|Publisher:||Little, Brown & Company|
I would not classify Tina Fey’s book as a memoir per say. I would rather describe it as a collection of musings and anecdotes, rather than a straight up story of her life. There is no clearly defined beginning or end, and her chronology is pretty much non-existent. This is not a judgement at all. In fact Fey is such a fantastic writer that I would literally read her grocery list and probably be more entertained than I am by a lot of people’s attempts at subtle humor.
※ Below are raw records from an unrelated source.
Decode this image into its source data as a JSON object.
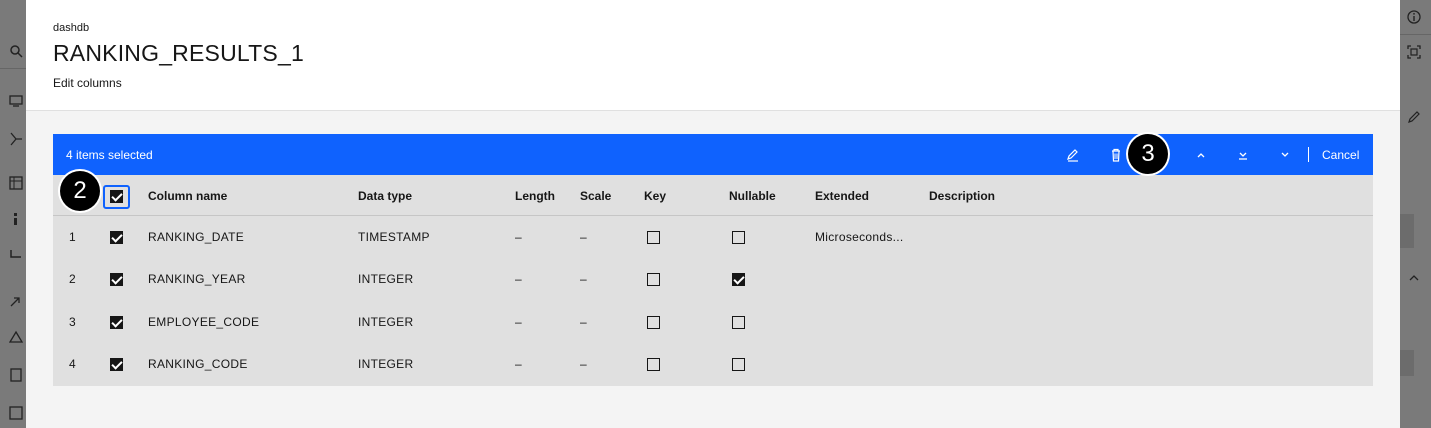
{
  "modal": {
    "eyebrow": "dashdb",
    "title": "RANKING_RESULTS_1",
    "subtitle": "Edit columns"
  },
  "batch_bar": {
    "count_text": "4 items selected",
    "cancel_label": "Cancel",
    "actions": [
      "edit-icon",
      "trash-icon",
      "move-up-icon",
      "move-to-bottom-icon",
      "move-down-icon"
    ],
    "color": "#0f62fe"
  },
  "table": {
    "columns": [
      "Column name",
      "Data type",
      "Length",
      "Scale",
      "Key",
      "Nullable",
      "Extended",
      "Description"
    ],
    "rows": [
      {
        "num": "1",
        "selected": true,
        "name": "RANKING_DATE",
        "type": "TIMESTAMP",
        "length": "–",
        "scale": "–",
        "key": false,
        "nullable": false,
        "extended": "Microseconds..."
      },
      {
        "num": "2",
        "selected": true,
        "name": "RANKING_YEAR",
        "type": "INTEGER",
        "length": "–",
        "scale": "–",
        "key": false,
        "nullable": true,
        "extended": ""
      },
      {
        "num": "3",
        "selected": true,
        "name": "EMPLOYEE_CODE",
        "type": "INTEGER",
        "length": "–",
        "scale": "–",
        "key": false,
        "nullable": false,
        "extended": ""
      },
      {
        "num": "4",
        "selected": true,
        "name": "RANKING_CODE",
        "type": "INTEGER",
        "length": "–",
        "scale": "–",
        "key": false,
        "nullable": false,
        "extended": ""
      }
    ]
  },
  "badges": [
    "2",
    "3"
  ]
}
Born in Philadelphia in 1970 to elderly Greek orthodox parents, Tina Fey grew up being interested, not unlike a lot of performers today, in the theater world. She performed in children’s theater groups and after school ended up studying drama at the University of Virginia. Her first and only day job she claims was at the YMCA in Illinois, after being turned down for the job as the night box office manager of a small theater company. The YMCA, a building that housed a gym for yuppies, community resources for families, low-income housing and “the epicenter of all human grimness” will prove to be a brilliant source of inspiration for some pretty great tales before she leaves to join The Second City Touring Company in Chicago to study improv.
Improvisation is clearly where Fey is most comfortable, and there are several references to her love for this particular method of acting scattered throughout the book. The Rules of Improvisation that Will Change Your Life and Reduce Belly Fat is one such thoughtful addition.
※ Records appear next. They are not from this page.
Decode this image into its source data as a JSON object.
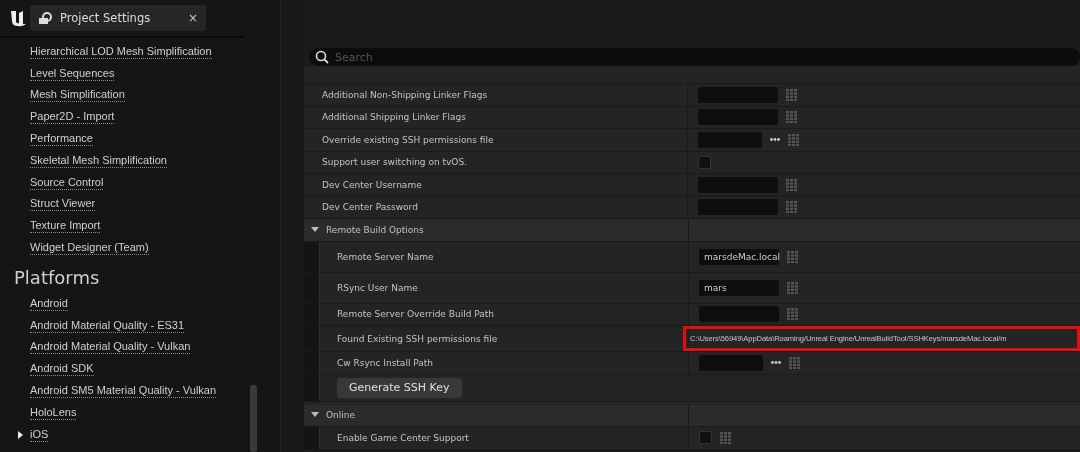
{
  "tab": {
    "title": "Project Settings",
    "close": "×"
  },
  "sidebar": {
    "items": [
      {
        "label": "Hierarchical LOD Mesh Simplification"
      },
      {
        "label": "Level Sequences"
      },
      {
        "label": "Mesh Simplification"
      },
      {
        "label": "Paper2D - Import"
      },
      {
        "label": "Performance"
      },
      {
        "label": "Skeletal Mesh Simplification"
      },
      {
        "label": "Source Control"
      },
      {
        "label": "Struct Viewer"
      },
      {
        "label": "Texture Import"
      },
      {
        "label": "Widget Designer (Team)"
      }
    ],
    "sections": [
      {
        "title": "Platforms",
        "items": [
          {
            "label": "Android"
          },
          {
            "label": "Android Material Quality - ES31"
          },
          {
            "label": "Android Material Quality - Vulkan"
          },
          {
            "label": "Android SDK"
          },
          {
            "label": "Android SM5 Material Quality - Vulkan"
          },
          {
            "label": "HoloLens"
          },
          {
            "label": "iOS",
            "expanded": false
          }
        ]
      }
    ]
  },
  "details": {
    "search": {
      "placeholder": "Search"
    },
    "rows": [
      {
        "kind": "text",
        "label": "Additional Non-Shipping Linker Flags"
      },
      {
        "kind": "text",
        "label": "Additional Shipping Linker Flags"
      },
      {
        "kind": "file",
        "label": "Override existing SSH permissions file"
      },
      {
        "kind": "checkbox",
        "label": "Support user switching on tvOS.",
        "checked": false
      },
      {
        "kind": "text",
        "label": "Dev Center Username"
      },
      {
        "kind": "text",
        "label": "Dev Center Password"
      },
      {
        "kind": "category",
        "label": "Remote Build Options",
        "expanded": true,
        "children": [
          {
            "kind": "text",
            "label": "Remote Server Name",
            "value": "marsdeMac.local"
          },
          {
            "kind": "text",
            "label": "RSync User Name",
            "value": "mars"
          },
          {
            "kind": "text",
            "label": "Remote Server Override Build Path"
          },
          {
            "kind": "readonly",
            "label": "Found Existing SSH permissions file",
            "value": "C:\\Users\\56949\\AppData\\Roaming/Unreal Engine/UnrealBuildTool/SSHKeys/marsdeMac.local/m",
            "highlighted": true
          },
          {
            "kind": "file",
            "label": "Cw Rsync Install Path"
          },
          {
            "kind": "button",
            "label": "Generate SSH Key"
          }
        ]
      },
      {
        "kind": "category",
        "label": "Online",
        "expanded": true,
        "children": [
          {
            "kind": "checkbox",
            "label": "Enable Game Center Support",
            "checked": false,
            "array": true
          }
        ]
      }
    ]
  }
}
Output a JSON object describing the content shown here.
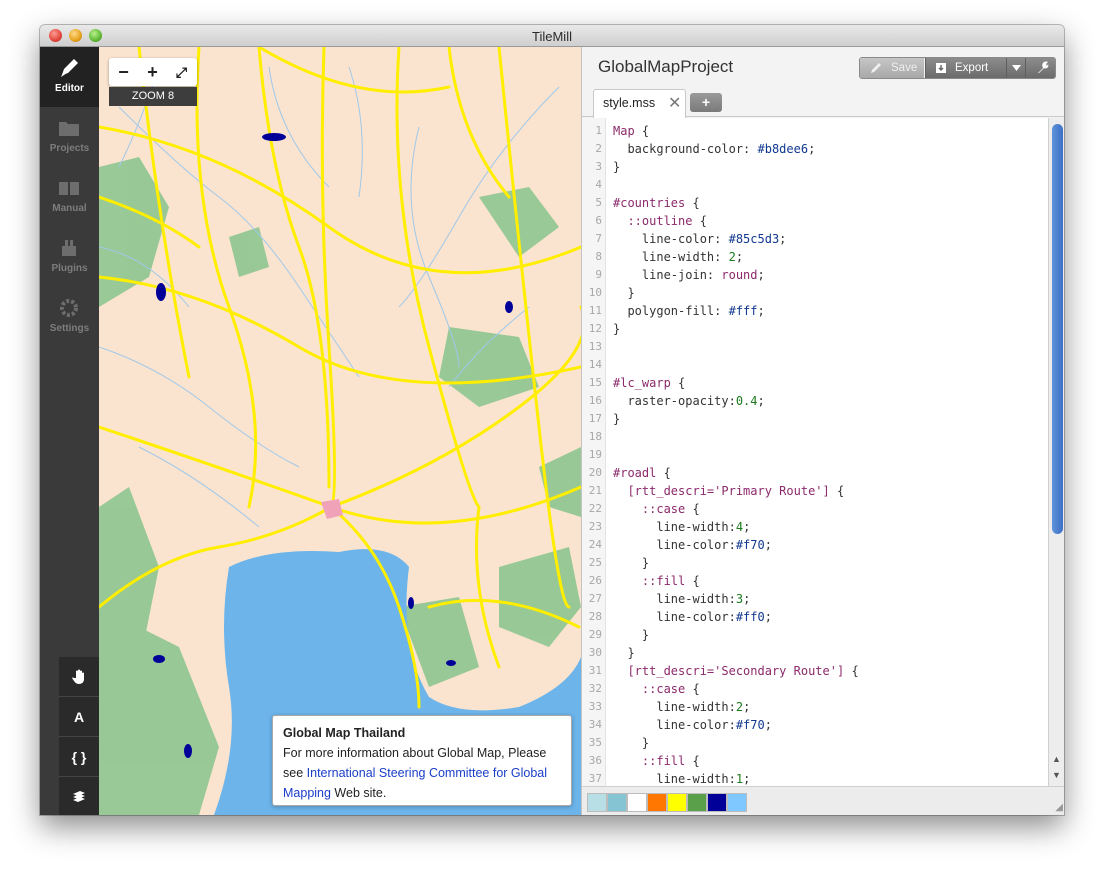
{
  "window": {
    "title": "TileMill"
  },
  "sidebar": {
    "items": [
      {
        "label": "Editor",
        "icon": "pencil-icon"
      },
      {
        "label": "Projects",
        "icon": "folder-icon"
      },
      {
        "label": "Manual",
        "icon": "book-icon"
      },
      {
        "label": "Plugins",
        "icon": "plugin-icon"
      },
      {
        "label": "Settings",
        "icon": "gear-icon"
      }
    ],
    "tools": [
      {
        "icon": "hand-icon",
        "glyph": ""
      },
      {
        "icon": "font-icon",
        "glyph": "A"
      },
      {
        "icon": "braces-icon",
        "glyph": "{ }"
      },
      {
        "icon": "layers-icon",
        "glyph": ""
      }
    ]
  },
  "map": {
    "zoom_out": "−",
    "zoom_in": "+",
    "fullscreen": "⤢",
    "zoom_label": "ZOOM 8",
    "legend": {
      "title": "Global Map Thailand",
      "text_before": "For more information about Global Map, Please see ",
      "link": "International Steering Committee for Global Mapping",
      "text_after": " Web site."
    },
    "colors": {
      "land": "#fbe4cf",
      "water": "#6cb4ea",
      "road": "#ffee00",
      "road_case": "#ff7700",
      "forest": "#7fbf86",
      "lake": "#000099",
      "river": "#9fc8ea"
    }
  },
  "editor": {
    "project_title": "GlobalMapProject",
    "toolbar": {
      "save": "Save",
      "export": "Export"
    },
    "tab": {
      "name": "style.mss",
      "close": "✕",
      "add": "+"
    },
    "code": [
      "Map {",
      "  background-color: #b8dee6;",
      "}",
      "",
      "#countries {",
      "  ::outline {",
      "    line-color: #85c5d3;",
      "    line-width: 2;",
      "    line-join: round;",
      "  }",
      "  polygon-fill: #fff;",
      "}",
      "",
      "",
      "#lc_warp {",
      "  raster-opacity:0.4;",
      "}",
      "",
      "",
      "#roadl {",
      "  [rtt_descri='Primary Route'] {",
      "    ::case {",
      "      line-width:4;",
      "      line-color:#f70;",
      "    }",
      "    ::fill {",
      "      line-width:3;",
      "      line-color:#ff0;",
      "    }",
      "  }",
      "  [rtt_descri='Secondary Route'] {",
      "    ::case {",
      "      line-width:2;",
      "      line-color:#f70;",
      "    }",
      "    ::fill {",
      "      line-width:1;"
    ],
    "swatches": [
      "#b8dee6",
      "#85c5d3",
      "#ffffff",
      "#ff7700",
      "#ffff00",
      "#5aa04a",
      "#000099",
      "#7fc7ff"
    ]
  }
}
After reading Bossypants I was immediately inspired to watch a lot of 30 Rock, the TV show Fey created after leaving Saturday Night Live, a show she had been a regular on since 1997. It was on SNL that TV viewers first became truly acquainted with the masterful skill of Tina Fey, the tiny brunette with glasses and the sass, savvy and humor to bring down the tallest and funniest people in show business. In her book she describes the very challenging process of pitching the idea for a television show that was basically a replica of her own experiences working on SNL. The very idea seemed preposterous, and the ideas of casting a big star like Alec Baldwin in it even more so. Luckily for us the TV people agreed and this awesome bit of sitcom gold was born.
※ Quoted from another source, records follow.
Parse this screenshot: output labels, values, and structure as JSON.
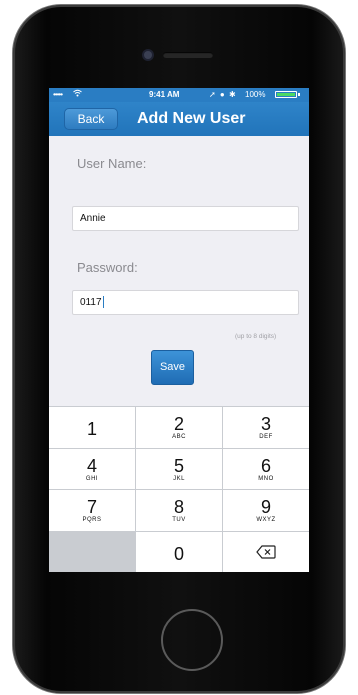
{
  "status_bar": {
    "carrier": "•••••",
    "wifi_icon": "wifi-icon",
    "time": "9:41 AM",
    "icons": "➚ ● ✱",
    "battery": "100%"
  },
  "nav": {
    "back_label": "Back",
    "title": "Add New User"
  },
  "form": {
    "username_label": "User Name:",
    "username_value": "Annie",
    "password_label": "Password:",
    "password_value": "0117",
    "hint": "(up to 8 digits)",
    "save_label": "Save"
  },
  "keypad": {
    "keys": [
      {
        "num": "1",
        "letters": ""
      },
      {
        "num": "2",
        "letters": "ABC"
      },
      {
        "num": "3",
        "letters": "DEF"
      },
      {
        "num": "4",
        "letters": "GHI"
      },
      {
        "num": "5",
        "letters": "JKL"
      },
      {
        "num": "6",
        "letters": "MNO"
      },
      {
        "num": "7",
        "letters": "PQRS"
      },
      {
        "num": "8",
        "letters": "TUV"
      },
      {
        "num": "9",
        "letters": "WXYZ"
      },
      {
        "num": "",
        "letters": ""
      },
      {
        "num": "0",
        "letters": ""
      },
      {
        "num": "",
        "letters": "",
        "icon": "backspace-icon"
      }
    ]
  },
  "colors": {
    "accent": "#2a7dc3",
    "background": "#efeff4",
    "keypad_bg": "#c9ccd1"
  }
}
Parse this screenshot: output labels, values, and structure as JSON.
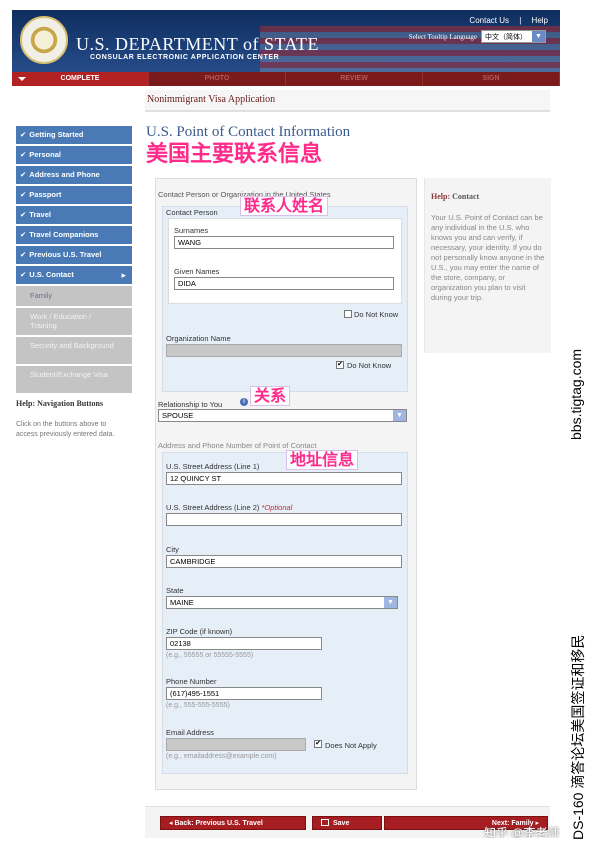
{
  "header": {
    "contact_link": "Contact Us",
    "separator": "|",
    "help_link": "Help",
    "dept_title": "U.S. DEPARTMENT of STATE",
    "dept_subtitle": "CONSULAR ELECTRONIC APPLICATION CENTER",
    "language_label": "Select Tooltip Language",
    "language_value": "中文（简体）"
  },
  "progress": [
    "COMPLETE",
    "PHOTO",
    "REVIEW",
    "SIGN"
  ],
  "breadcrumb": "Nonimmigrant Visa Application",
  "sidebar": {
    "items": [
      {
        "label": "Getting Started"
      },
      {
        "label": "Personal"
      },
      {
        "label": "Address and Phone"
      },
      {
        "label": "Passport"
      },
      {
        "label": "Travel"
      },
      {
        "label": "Travel Companions"
      },
      {
        "label": "Previous U.S. Travel"
      },
      {
        "label": "U.S. Contact"
      }
    ],
    "sub_items": [
      "Family",
      "Work / Education / Training",
      "Security and Background",
      "Student/Exchange Visa"
    ],
    "help_title": "Help: Navigation Buttons",
    "help_text": "Click on the buttons above to access previously entered data."
  },
  "main": {
    "title": "U.S. Point of Contact Information",
    "annotation_title": "美国主要联系信息",
    "panel_caption": "Contact Person or Organization in the United States",
    "contact_person_label": "Contact Person",
    "annotation_name": "联系人姓名",
    "surnames_label": "Surnames",
    "surnames_value": "WANG",
    "given_names_label": "Given Names",
    "given_names_value": "DIDA",
    "do_not_know_1": "Do Not Know",
    "org_name_label": "Organization Name",
    "do_not_know_2": "Do Not Know",
    "relationship_label": "Relationship to You",
    "annotation_relationship": "关系",
    "relationship_value": "SPOUSE",
    "address_caption": "Address and Phone Number of Point of Contact",
    "annotation_address": "地址信息",
    "street1_label": "U.S. Street Address (Line 1)",
    "street1_value": "12 QUINCY ST",
    "street2_label": "U.S. Street Address (Line 2)",
    "street2_optional": "*Optional",
    "street2_value": "",
    "city_label": "City",
    "city_value": "CAMBRIDGE",
    "state_label": "State",
    "state_value": "MAINE",
    "zip_label": "ZIP Code (if known)",
    "zip_value": "02138",
    "zip_hint": "(e.g., 55555 or 55555-5555)",
    "phone_label": "Phone Number",
    "phone_value": "(617)495-1551",
    "phone_hint": "(e.g., 555-555-5555)",
    "email_label": "Email Address",
    "email_value": "",
    "email_does_not_apply": "Does Not Apply",
    "email_hint": "(e.g., emailaddress@example.com)"
  },
  "help_panel": {
    "title_prefix": "Help:",
    "title_topic": "Contact",
    "text": "Your U.S. Point of Contact can be any individual in the U.S. who knows you and can verify, if necessary, your identity. If you do not personally know anyone in the U.S., you may enter the name of the store, company, or organization you plan to visit during your trip."
  },
  "bottom": {
    "back_label": "Back: Previous U.S. Travel",
    "save_label": "Save",
    "next_label": "Next: Family"
  },
  "watermarks": {
    "side_url": "bbs.tigtag.com",
    "side_text": "DS-160 滴答论坛美国签证和移民",
    "zhihu": "知乎 @李老师"
  }
}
It is true that Tina Fey has a very specific type of humor, and the masterful portrayal of her honeymoon aboard a cruise ship, and her father’s fashion sense are the kinds of stories that are so good it is not at all weird that the casual reader might feel the need to ‘steal’ said stories and perhaps use them in their own memoir (side note: plagiarism is wrong). Fey is also very honest and in turn very relatable in her criticism of Hollywood’s notions of beauty, and the whole business of being a woman, and being a woman in show business. She is critical without actually sounding critical at all as she assesses how society’s perceptions of beauty have changed and that the only woman to have actually achieved all the requirements to qualify as beautiful is in fact Kim Kardashian who “was made by Russian scientists to sabotage our athletes. Everyone else is struggling”.
Scattered throughout the book are childhood photographs and adult glamour shots that are not at all embarrassing or awkward, as well as countless references and so-called ‘love-letters’ to close friend and fellow SNL performer Amy Poehler who we are all aware is Tina’s BFF and co-conspirator in all that is funniest today.
Fey’s intelligence is never to be questioned, and it is specifically this brand of intelligent female comedian that has made the world reassess what can actually be deemed funny. Without going too deeply into it Fey discusses the time she spent impersonating politicians on SNL, specifically her time portraying Governor Sarah Palin, and how topical comedy forced her to participate in real debates and deal with real issues that have faced the United States of America especially during election times. SNL has never been the platform that kept its performer’s heads buried in the sand, and has never shied away from being controversial, however even Fey had her reservations about certain skits as often times the cast were accused of being biased and/or promoting certain candidates or political parties.
Besides being an entertainer and being funny and intelligent and beautiful and powerful and slowly taking over the world one incredible joke at a time, Tina Fey is also a wife and a mother who is amazingly candid about how incredibly not easy it is to do all the right things and still maintain her street cred. I think that her incredible ability to be so damn uncool is in actual fact the reason why she is cool. Even though the common perception is that we are cool by association (and she is certainly associating with some pretty cool people) it is a little known fact that nerds are the new cool, and if you’ve worked on Saturday Night Live you’re pretty much both a nerd and cool.
In conclusion I believe that if you love Tina Fey you should read her book. You should also read her book if you’ve ever quoted from Mean Girls (2004), or if you love watching SNL, or if you would like to while away a few hours with something weird, or if you are keen to learn how difficult it is to become a famous writer slash actor in television or if you just enjoy great writing and a sense of humor. To be honest I really hope she writes another book because I feel as though there is more to her than just this book with a picture of Tina Fey with creepy man-hands on the cover.